Weihnachten und die Besinnlichkeit

Gedanken zum Jahreswechsel

Ich bin in Italien aufgewachsen und habe schon immer ein Problem mit dem Wort „besinnlich“, das hierzulande immer wieder mit Weihnachten in Verbindung gebracht wird. Auf Italienisch gibt es kein positiv besetztes Wort, um Besinnlichkeit zu übersetzen – und ich weiß auch warum: ich will zu Weihnachten nicht besinnlich sein!!!

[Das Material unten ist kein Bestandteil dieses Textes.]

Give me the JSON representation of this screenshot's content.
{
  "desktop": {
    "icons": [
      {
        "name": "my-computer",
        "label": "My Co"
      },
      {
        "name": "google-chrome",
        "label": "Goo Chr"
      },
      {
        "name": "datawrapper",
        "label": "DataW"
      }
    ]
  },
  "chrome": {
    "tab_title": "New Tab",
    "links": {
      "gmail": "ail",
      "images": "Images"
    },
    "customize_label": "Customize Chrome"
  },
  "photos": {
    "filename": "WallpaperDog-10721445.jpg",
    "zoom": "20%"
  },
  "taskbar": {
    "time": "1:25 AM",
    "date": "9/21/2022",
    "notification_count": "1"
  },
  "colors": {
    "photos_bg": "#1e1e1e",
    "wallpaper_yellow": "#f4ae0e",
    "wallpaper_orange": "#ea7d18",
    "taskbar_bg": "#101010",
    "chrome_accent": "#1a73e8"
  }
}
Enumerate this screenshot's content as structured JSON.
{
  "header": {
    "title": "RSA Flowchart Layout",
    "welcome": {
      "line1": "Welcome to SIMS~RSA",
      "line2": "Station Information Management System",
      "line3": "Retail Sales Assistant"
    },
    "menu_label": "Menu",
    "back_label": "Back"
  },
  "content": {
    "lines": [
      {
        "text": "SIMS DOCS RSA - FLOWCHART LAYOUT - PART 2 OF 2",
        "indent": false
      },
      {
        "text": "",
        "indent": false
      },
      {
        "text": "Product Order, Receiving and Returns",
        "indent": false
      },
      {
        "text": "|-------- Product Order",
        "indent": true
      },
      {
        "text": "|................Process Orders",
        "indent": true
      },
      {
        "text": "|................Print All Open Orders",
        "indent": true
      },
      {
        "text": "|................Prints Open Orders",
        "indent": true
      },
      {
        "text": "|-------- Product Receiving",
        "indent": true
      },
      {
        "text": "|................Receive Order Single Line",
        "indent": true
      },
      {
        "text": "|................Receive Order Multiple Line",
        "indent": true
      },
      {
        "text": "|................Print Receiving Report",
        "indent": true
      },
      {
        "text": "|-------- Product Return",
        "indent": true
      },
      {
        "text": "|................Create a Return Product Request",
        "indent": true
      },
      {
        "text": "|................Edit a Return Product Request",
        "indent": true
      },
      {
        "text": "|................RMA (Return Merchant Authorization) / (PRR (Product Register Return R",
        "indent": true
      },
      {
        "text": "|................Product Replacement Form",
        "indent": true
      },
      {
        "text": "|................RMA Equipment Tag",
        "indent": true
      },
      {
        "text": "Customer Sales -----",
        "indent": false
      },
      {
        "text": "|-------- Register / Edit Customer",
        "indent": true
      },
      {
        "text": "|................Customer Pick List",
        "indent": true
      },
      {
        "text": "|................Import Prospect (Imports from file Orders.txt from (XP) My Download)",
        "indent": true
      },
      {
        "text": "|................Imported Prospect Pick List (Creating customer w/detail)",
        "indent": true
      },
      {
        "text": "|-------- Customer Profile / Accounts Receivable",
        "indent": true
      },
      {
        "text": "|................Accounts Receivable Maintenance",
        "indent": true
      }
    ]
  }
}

Mein Wunsch für Weihnachten (und das wäre es auch heuer) ist Zeit mit Freunden zu verbringen und diese zu umarmen, auf Christkindlmärkten mit einem Becher Glühwein zu schlendern, in der Stadt zu bummeln und Lichter zu bewundern, noch für jeden ein Weihnachtsgeschenk zu kaufen und das alles indem ich gleichzeitig meine Arbeit erledige (warum will immer jeder alles noch vor Weihnachten?), um dann am Heiligen Abend mit meiner großen Familie ein lautes, lustiges, nettes Fest zu verbringen.

Also kein Platz für Besinnlichkeit – und speziell heuer können wir es uns doch eingestehen:  wir hatten seit März mehr als genug Zeit „zum besinnlich sein“!

Etwas gibt es aber doch, das uns nachdenklich und besinnlich machen sollte: Weihnachten ist für viele Frauen keine fröhliche Zeit. Gewalt in der Familie hat vor und um Weihnachten schon immer dramatischen zugenommen und Einsamkeit im Alter ist eindeutig ein überwiegend weibliches Problem. Wir wissen auch, dass Frauen zu den einkommen-schwächeren Bevölkerungssichten gehören, die sich öfter alleine um ihre Kinder kümmern und so gibt es auch heuer viele Frauen, die ihren Kindern keinen Wunsch erfüllen und kein glitzerndes Fest bescheren können ... und damit spreche ich nicht über all das, was heuer noch schwieriger ist, aufgrund von Corona.

In diesem Sinne wünsche ich allen ein frohes Fest, eine kurze Auszeit aus schwermütigen und besinnlichen Gedanken, ein Fest, in dem wir aus der Ferne die Nähe zu denen, die wir lieben, spüren und die Zeit mit denen genießen, die um uns sind.

Frohe Weihnachten und ein gutes gesundes neues Jahr.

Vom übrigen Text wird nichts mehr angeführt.